Paul L. Vasey, a professor of psychology and neuroscience at the University of Lethbridge in Canada, who studies homosexual behavior in Japanese macaques, is editing a new book on homosexual behavior in animals, to be published by Cambridge University Press. This kind of behavior among animals has been observed by scientists as far back as the 1700s, but Vasey said one reason there had been few books on the topic was that "people don't want to do the research because they don't want to have suspicions raised about their sexuality."
Some scientists say homosexual behavior in animals is not necessarily about sex. Marlene Zuk, a professor of biology at the University of California in Riverside and author of Sexual Selections: What We Can and Can't Learn About Sex From Animals (University of California Press, 2002), notes that scientists have speculated that homosexuality may have an evolutionary purpose, ensuring the survival of the species. By not producing their own offspring, homosexuals may help support or nurture their relatives' young. "That is a contribution to the gene pool," she said.
For Janet Mann, a professor of biology and psychology at Georgetown University, who has studied same-sex behavior in dolphin calves, their homosexuality "is about bond formation," she said, "not about being sexual for life."
She said that studies showed that adult male dolphins formed long-term alliances, sometimes in large groups. As adults, they cooperate to entice a single female and keep other males from her. Sometimes they share the female, or they may cooperate to help one male. "Male-male cooperation is extremely important," Mann said. The homosexual behavior of the young calves "could be practicing" for that later, crucial adult period, she added.
But, scientists say, just because homosexuality is observed in animals doesn't mean that it is only genetically based. "Homosexuality is extraordinarily complex and variable," Bagemihl said. "We look at animals as pure biology and pure genetics, and they are not." He noted that "the occurrence of same-sex behavior in animals provides support for the nurture side as well." He cited as an example the ruff, a type of Arctic sandpiper. There are four different classes of male ruffs, each differing from the others genetically.

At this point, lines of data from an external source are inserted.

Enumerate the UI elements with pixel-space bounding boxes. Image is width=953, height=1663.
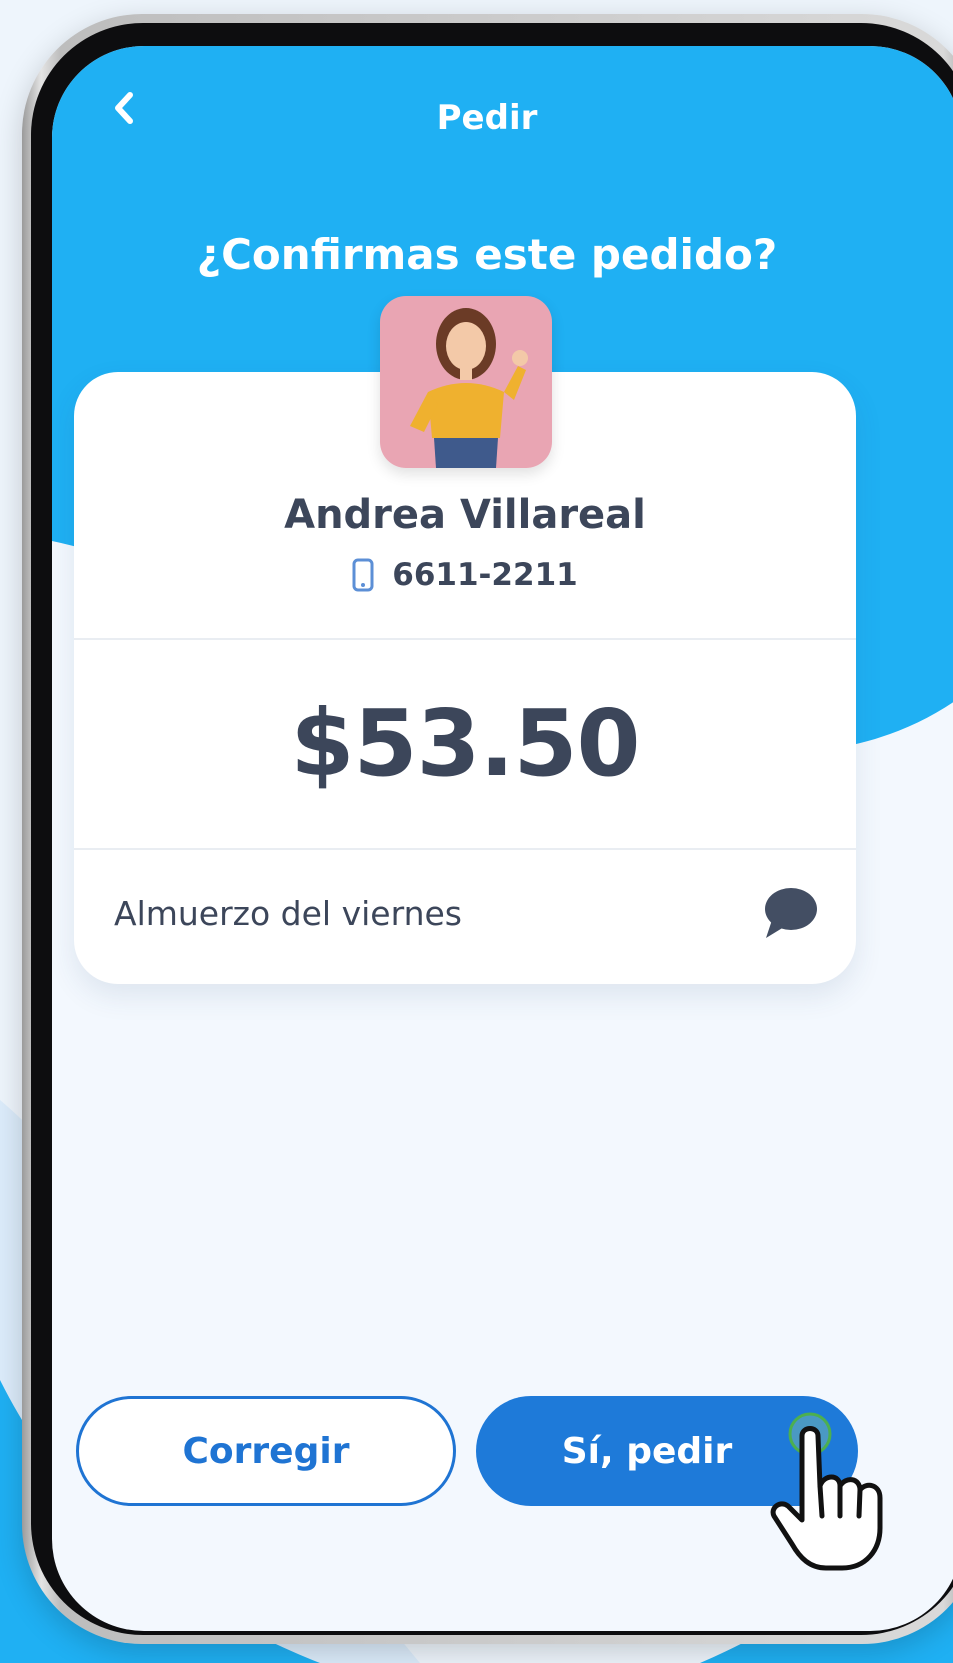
confirm-order-label: Sí, pedir: [561, 1430, 733, 1472]
recipient-name: Andrea Villareal: [284, 492, 646, 538]
recipient-phone-row: 6611-2211: [74, 557, 856, 593]
pointer-hand-icon: [770, 1412, 883, 1571]
avatar: [380, 296, 552, 468]
avatar-photo: [380, 296, 552, 468]
recipient-phone: 6611-2211: [392, 557, 578, 593]
order-note-row: Almuerzo del viernes: [74, 850, 856, 984]
screen-title: Pedir: [436, 98, 538, 138]
correct-button[interactable]: Corregir: [76, 1396, 456, 1506]
phone-frame: Pedir ¿Confirmas este pedido? Andrea Vil…: [22, 14, 953, 1644]
order-note: Almuerzo del viernes: [114, 894, 462, 933]
confirmation-question: ¿Confirmas este pedido?: [196, 230, 778, 279]
smartphone-icon: [352, 558, 374, 592]
app-screen: Pedir ¿Confirmas este pedido? Andrea Vil…: [52, 46, 953, 1631]
order-amount: $53.50: [290, 690, 640, 797]
divider: [74, 638, 856, 640]
comment-bubble-icon[interactable]: [762, 886, 818, 940]
top-bar: Pedir: [52, 46, 953, 156]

The two that differ most from each other are most similar in their homosexual behaviors.
Zuk said, "You have inclinations that are more or less supported by our genes and in some environmental circumstances get expressed." She used the analogy of right- or left-handedness, thought to be genetically based. "But you can teach naturally left-handed children to use their right hand," she pointed out.

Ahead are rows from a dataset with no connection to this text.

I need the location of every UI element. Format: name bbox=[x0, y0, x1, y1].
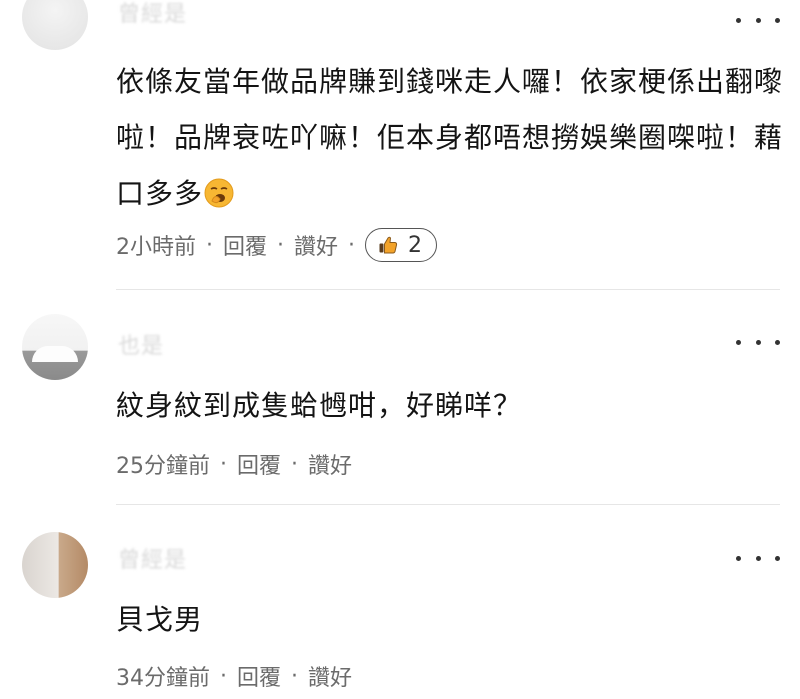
yawning-face-icon bbox=[204, 178, 234, 208]
dot-icon bbox=[775, 555, 780, 561]
comment-meta: 25分鐘前 · 回覆 · 讚好 bbox=[116, 448, 352, 480]
dot-icon bbox=[755, 339, 761, 345]
more-options-button[interactable] bbox=[736, 546, 780, 570]
avatar[interactable] bbox=[22, 314, 88, 380]
dot-icon bbox=[775, 339, 780, 345]
avatar[interactable] bbox=[22, 0, 88, 50]
comment-text: 貝戈男 bbox=[116, 603, 204, 636]
like-link[interactable]: 讚好 bbox=[308, 660, 352, 692]
like-link[interactable]: 讚好 bbox=[294, 229, 338, 261]
separator: · bbox=[291, 663, 299, 689]
comment-item: 曾經是 貝戈男 34分鐘前 · 回覆 · 讚好 bbox=[0, 532, 800, 699]
username[interactable]: 曾經是 bbox=[118, 0, 187, 28]
dot-icon bbox=[775, 17, 780, 23]
separator: · bbox=[206, 232, 213, 258]
dot-icon bbox=[755, 17, 761, 23]
divider bbox=[116, 289, 780, 290]
dot-icon bbox=[736, 555, 741, 561]
separator: · bbox=[220, 663, 227, 689]
separator: · bbox=[277, 232, 285, 258]
thumbs-up-icon bbox=[379, 236, 398, 254]
username[interactable]: 曾經是 bbox=[118, 542, 187, 574]
more-options-button[interactable] bbox=[736, 8, 780, 32]
comment-item: 曾經是 依條友當年做品牌賺到錢咪走人囉！依家梗係出翻嚟啦！品牌衰咗吖嘛！佢本身都… bbox=[0, 0, 800, 290]
separator: · bbox=[291, 451, 299, 477]
timestamp: 2小時前 bbox=[116, 235, 196, 260]
timestamp: 25分鐘前 bbox=[116, 454, 210, 479]
comment-meta: 34分鐘前 · 回覆 · 讚好 bbox=[116, 660, 352, 692]
divider bbox=[116, 504, 780, 505]
separator: · bbox=[348, 232, 356, 258]
dot-icon bbox=[736, 339, 741, 345]
comment-item: 也是 紋身紋到成隻蛤乸咁，好睇咩？ 25分鐘前 · 回覆 · 讚好 bbox=[0, 314, 800, 505]
avatar[interactable] bbox=[22, 532, 88, 598]
comment-text: 依條友當年做品牌賺到錢咪走人囉！依家梗係出翻嚟啦！品牌衰咗吖嘛！佢本身都唔想撈娛… bbox=[116, 54, 786, 222]
username[interactable]: 也是 bbox=[118, 328, 164, 360]
separator: · bbox=[220, 451, 227, 477]
like-count: 2 bbox=[408, 232, 423, 258]
reply-link[interactable]: 回覆 bbox=[237, 660, 281, 692]
reply-link[interactable]: 回覆 bbox=[223, 229, 267, 261]
dot-icon bbox=[736, 17, 741, 23]
comment-meta: 2小時前 · 回覆 · 讚好 · 2 bbox=[116, 228, 438, 262]
reply-link[interactable]: 回覆 bbox=[237, 448, 281, 480]
like-count-badge[interactable]: 2 bbox=[365, 228, 438, 262]
dot-icon bbox=[755, 555, 761, 561]
timestamp: 34分鐘前 bbox=[116, 666, 210, 691]
like-link[interactable]: 讚好 bbox=[308, 448, 352, 480]
comment-text: 紋身紋到成隻蛤乸咁，好睇咩？ bbox=[116, 389, 523, 422]
more-options-button[interactable] bbox=[736, 330, 780, 354]
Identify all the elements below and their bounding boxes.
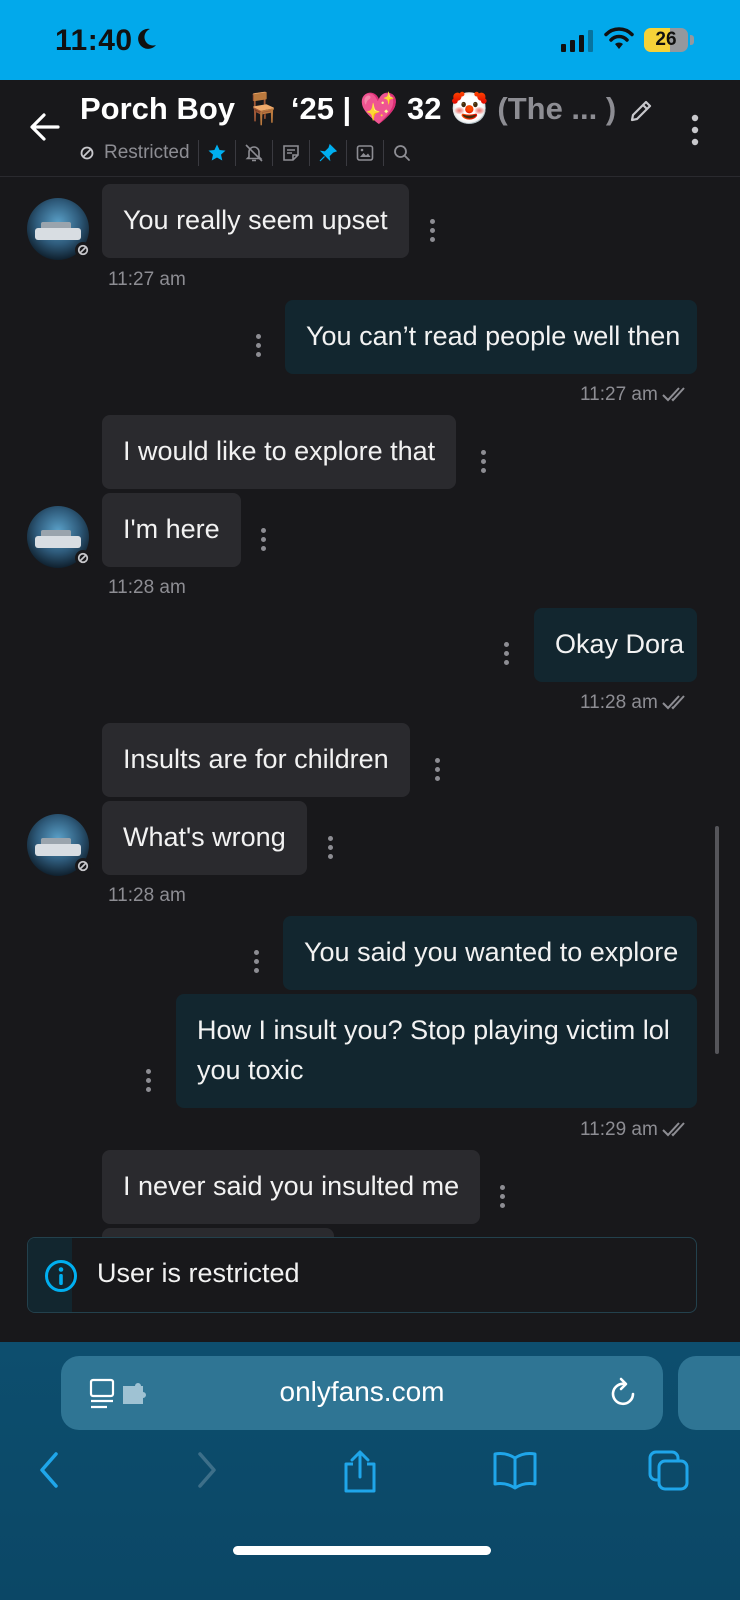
message-bubble-incoming[interactable]: I'm here	[102, 493, 241, 567]
message-timestamp: 11:27 am	[580, 384, 658, 405]
message-text: You said you wanted to explore	[304, 937, 679, 967]
message-options-icon[interactable]	[146, 1069, 152, 1096]
message-text: You can’t read people well then	[306, 321, 681, 351]
pin-button[interactable]	[310, 140, 347, 166]
message-timestamp: 11:28 am	[108, 577, 186, 598]
message-options-icon[interactable]	[504, 642, 510, 669]
bookmarks-icon[interactable]	[492, 1450, 538, 1490]
restricted-status: Restricted	[80, 140, 199, 166]
message-text: I'm here	[123, 514, 220, 544]
message-bubble-outgoing[interactable]: Okay Dora	[534, 608, 697, 682]
avatar[interactable]	[27, 506, 91, 568]
message-options-icon[interactable]	[261, 528, 267, 555]
tabs-icon[interactable]	[648, 1450, 690, 1492]
chat-title-dim: (The ... )	[497, 91, 617, 126]
restricted-badge	[75, 858, 91, 874]
info-icon	[45, 1260, 77, 1292]
mute-button[interactable]	[236, 140, 273, 166]
message-text: Okay Dora	[555, 629, 685, 659]
message-text: You really seem upset	[123, 205, 388, 235]
favorite-button[interactable]	[199, 140, 236, 166]
battery-level: 26	[655, 29, 677, 50]
message-options-icon[interactable]	[254, 950, 260, 977]
message-bubble-outgoing[interactable]: You said you wanted to explore	[283, 916, 697, 990]
edit-icon[interactable]	[628, 98, 654, 124]
message-options-icon[interactable]	[500, 1185, 506, 1212]
restricted-badge	[75, 550, 91, 566]
message-bubble-incoming[interactable]: Insults are for children	[102, 723, 410, 797]
note-icon	[282, 145, 299, 161]
restricted-icon	[80, 146, 94, 160]
star-icon	[208, 144, 226, 161]
address-bar[interactable]: onlyfans.com	[61, 1356, 663, 1430]
forward-icon[interactable]	[194, 1450, 220, 1490]
message-text: I never said you insulted me	[123, 1171, 460, 1201]
chat-title-main: Porch Boy 🪑 ‘25 | 💖 32 🤡	[80, 91, 498, 126]
message-options-icon[interactable]	[328, 836, 334, 863]
signal-icon	[561, 30, 593, 52]
message-bubble-incoming[interactable]: I would like to explore that	[102, 415, 457, 489]
battery-cap	[690, 35, 694, 45]
message-options-icon[interactable]	[481, 450, 487, 477]
chat-toolbar: Restricted	[80, 138, 420, 168]
battery-icon: 26	[644, 28, 688, 52]
message-text: What's wrong	[123, 822, 286, 852]
notes-button[interactable]	[273, 140, 310, 166]
moon-icon	[138, 28, 156, 49]
url-text: onlyfans.com	[279, 1376, 445, 1407]
status-time: 11:40	[55, 24, 133, 57]
avatar[interactable]	[27, 198, 91, 260]
message-timestamp: 11:28 am	[580, 692, 658, 713]
read-receipt-icon	[662, 1122, 685, 1137]
restricted-badge	[75, 242, 91, 258]
media-button[interactable]	[347, 140, 384, 166]
back-icon[interactable]	[36, 1450, 62, 1490]
reload-icon[interactable]	[609, 1376, 639, 1408]
share-icon[interactable]	[340, 1450, 380, 1494]
message-text-line: How I insult you? Stop playing victim lo…	[197, 1015, 670, 1045]
message-bubble-incoming[interactable]: You really seem upset	[102, 184, 409, 258]
read-receipt-icon	[662, 387, 685, 402]
message-bubble-outgoing[interactable]: How I insult you? Stop playing victim lo…	[176, 994, 697, 1108]
wifi-icon	[604, 27, 634, 49]
more-vertical-icon[interactable]	[690, 114, 700, 146]
message-text: I would like to explore that	[123, 436, 436, 466]
message-bubble-incoming[interactable]: What's wrong	[102, 801, 307, 875]
message-timestamp: 11:27 am	[108, 269, 186, 290]
restricted-banner: User is restricted	[27, 1237, 697, 1313]
browser-toolbar: onlyfans.com	[0, 1342, 740, 1600]
message-bubble-incoming[interactable]: I never said you insulted me	[102, 1150, 481, 1224]
pin-icon	[319, 143, 337, 162]
message-timestamp: 11:28 am	[108, 885, 186, 906]
search-button[interactable]	[384, 140, 420, 166]
message-bubble-outgoing[interactable]: You can’t read people well then	[285, 300, 697, 374]
restricted-banner-text: User is restricted	[97, 1258, 300, 1288]
home-indicator	[233, 1546, 491, 1555]
message-options-icon[interactable]	[435, 758, 441, 785]
search-icon	[393, 145, 410, 161]
message-timestamp: 11:29 am	[580, 1119, 658, 1140]
back-arrow-icon[interactable]	[28, 110, 62, 144]
media-icon	[356, 145, 373, 161]
message-text-line: you toxic	[197, 1055, 304, 1085]
message-options-icon[interactable]	[256, 334, 262, 361]
avatar[interactable]	[27, 814, 91, 876]
read-receipt-icon	[662, 695, 685, 710]
restricted-label: Restricted	[104, 142, 190, 163]
next-tab-peek[interactable]	[678, 1356, 740, 1430]
scrollbar[interactable]	[715, 826, 719, 1054]
chat-title[interactable]: Porch Boy 🪑 ‘25 | 💖 32 🤡 (The ... )	[80, 90, 616, 127]
message-text: Insults are for children	[123, 744, 389, 774]
chat-header: Porch Boy 🪑 ‘25 | 💖 32 🤡 (The ... ) Rest…	[0, 80, 740, 177]
status-bar: 11:40 26	[0, 0, 740, 80]
bell-off-icon	[244, 144, 263, 162]
message-options-icon[interactable]	[430, 219, 436, 246]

Still, scientists warn about drawing conclusions about humans. "For some people, what animals do is a yardstick of what is and isn't natural," Vasey said. "They make a leap from saying if it's natural, it's morally and ethically desirable."
But he added: "Infanticide is widespread in the animal kingdom. To jump from that to say it is desirable makes no sense. We shouldn't be using animals to craft moral and social policies for the kinds of human societies we want to live in. Animals don't take care of the elderly. I don't particularly think that should be a platform for closing down nursing homes."
Bagemihl is also wary of extrapolating. "In Nazi Germany, one very common interpretation of homosexuality was that it was animalistic behavior, subhuman," he said.
What the animal studies do show, Zuk observed, is that "sexuality is a lot broader term than people want to think."
"You have this idea that the animal kingdom is strict, old-fashioned Roman Catholic," she said, "that they have sex just to procreate."
In bonobos, she noted: "you see expressions of sex outside the period when females are fertile. Suddenly you are beginning to see that sex is not necessarily about reproduction."
"Sexual expression means more than making babies," Zuk said. "Why are we surprised? People are animals."